Last week, the U.S. Securities and Exchange Commission (SEC) sued Binance and Coinbase, engulfing all three branches of the U.S. government in a power struggle, leaving the crypto industry out of the U.S. forever. The battle on the brink has begun to decide whether to withdraw to the future and the future of digital money.
The Hinman Papers have finally been released. Some believe the documents will play a key role in the legal battle between the U.S. Securities and Exchange Commission (SEC) and Ripple. Ripple is being sued by the SEC for illegally selling $1.3 billion worth of XRP (XRP). The SEC considers XRP to be a “securities.”

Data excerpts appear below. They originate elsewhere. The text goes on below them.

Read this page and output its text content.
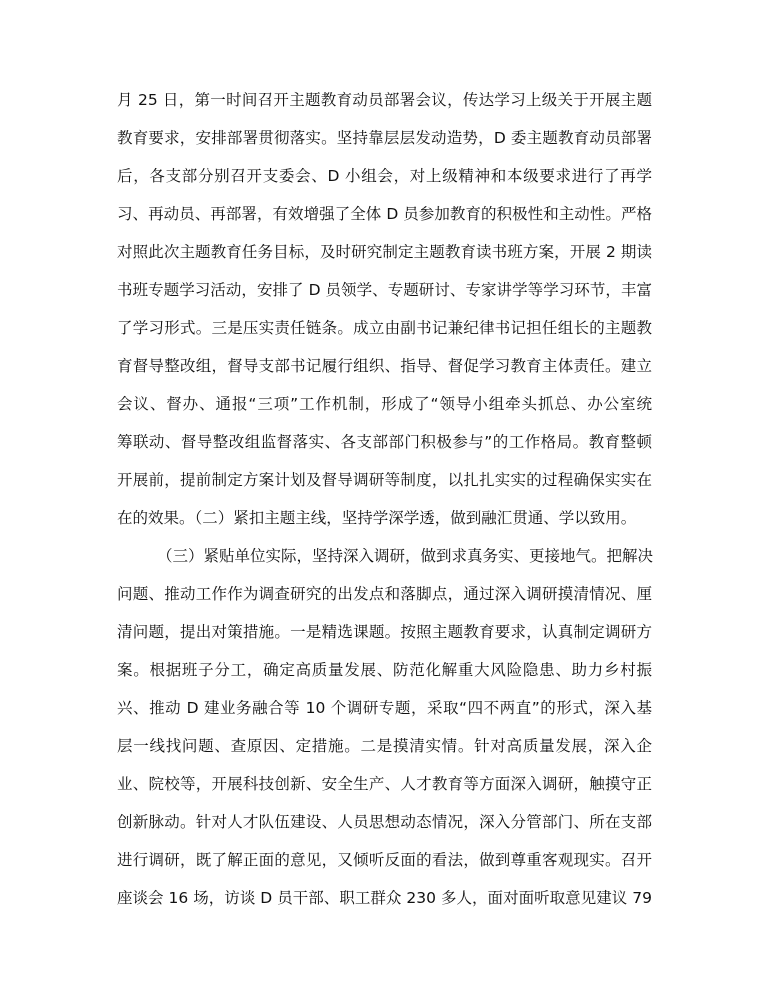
月 25 日，第一时间召开主题教育动员部署会议，传达学习上级关于开展主题
教育要求，安排部署贯彻落实。坚持靠层层发动造势，D 委主题教育动员部署
后，各支部分别召开支委会、D 小组会，对上级精神和本级要求进行了再学
习、再动员、再部署，有效增强了全体 D 员参加教育的积极性和主动性。严格
对照此次主题教育任务目标，及时研究制定主题教育读书班方案，开展 2 期读
书班专题学习活动，安排了 D 员领学、专题研讨、专家讲学等学习环节，丰富
了学习形式。三是压实责任链条。成立由副书记兼纪律书记担任组长的主题教
育督导整改组，督导支部书记履行组织、指导、督促学习教育主体责任。建立
会议、督办、通报“三项”工作机制，形成了“领导小组牵头抓总、办公室统
筹联动、督导整改组监督落实、各支部部门积极参与”的工作格局。教育整顿
开展前，提前制定方案计划及督导调研等制度，以扎扎实实的过程确保实实在
在的效果。（二）紧扣主题主线，坚持学深学透，做到融汇贯通、学以致用。
（三）紧贴单位实际，坚持深入调研，做到求真务实、更接地气。把解决
问题、推动工作作为调查研究的出发点和落脚点，通过深入调研摸清情况、厘
清问题，提出对策措施。一是精选课题。按照主题教育要求，认真制定调研方
案。根据班子分工，确定高质量发展、防范化解重大风险隐患、助力乡村振
兴、推动 D 建业务融合等 10 个调研专题，采取“四不两直”的形式，深入基
层一线找问题、查原因、定措施。二是摸清实情。针对高质量发展，深入企
业、院校等，开展科技创新、安全生产、人才教育等方面深入调研，触摸守正
创新脉动。针对人才队伍建设、人员思想动态情况，深入分管部门、所在支部
进行调研，既了解正面的意见，又倾听反面的看法，做到尊重客观现实。召开
座谈会 16 场，访谈 D 员干部、职工群众 230 多人，面对面听取意见建议 79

The U.S. Securities and Exchange Commission (SEC) has filed major lawsuits against the world’s and America’s largest cryptocurrency exchanges, Binance and Coinbase, for the second day in a row. While the two lawsuits have something in common, they also have some pretty big differences.
Exactly one year ago, the cryptocurrency market fell sharply, starting with Bitcoin (BTC) and Ethereum (ETH) (BTC). What has happened since then, and what is different this time?
The current environment for crypto assets bears a lot of similarities to a year ago when prices plummeted. But there are also fundamental differences, and the market appears to be in better shape than it was a year ago. Let’s look back.
The constant inflated price of worthless tokens threatens the reputation and existentiality of the Ethereum blockchain.
In the 1988 film Die Hard, a NYPD detective travels to Los Angeles to meet his estranged wife and attends her company party. In the meantime, terrorists occupy the building and take the partygoers hostage.
NFTfi—the latest technology that combines NFT and DeFi (decentralized finance)—is on the rise. NFTfi is a collective term for a range of tools aimed at providing broad utility and liquidity to NFTs, including NFT-backed loans, fractional tokens, and NFT rentals and lending.
NFTs are commonly known as tokens based on the Ethereum blockchain. However, recently, attention has been focused on “Bitcoin NFT”, which is also called “Ordinal NFT” and “Bitcoin Ordinals”.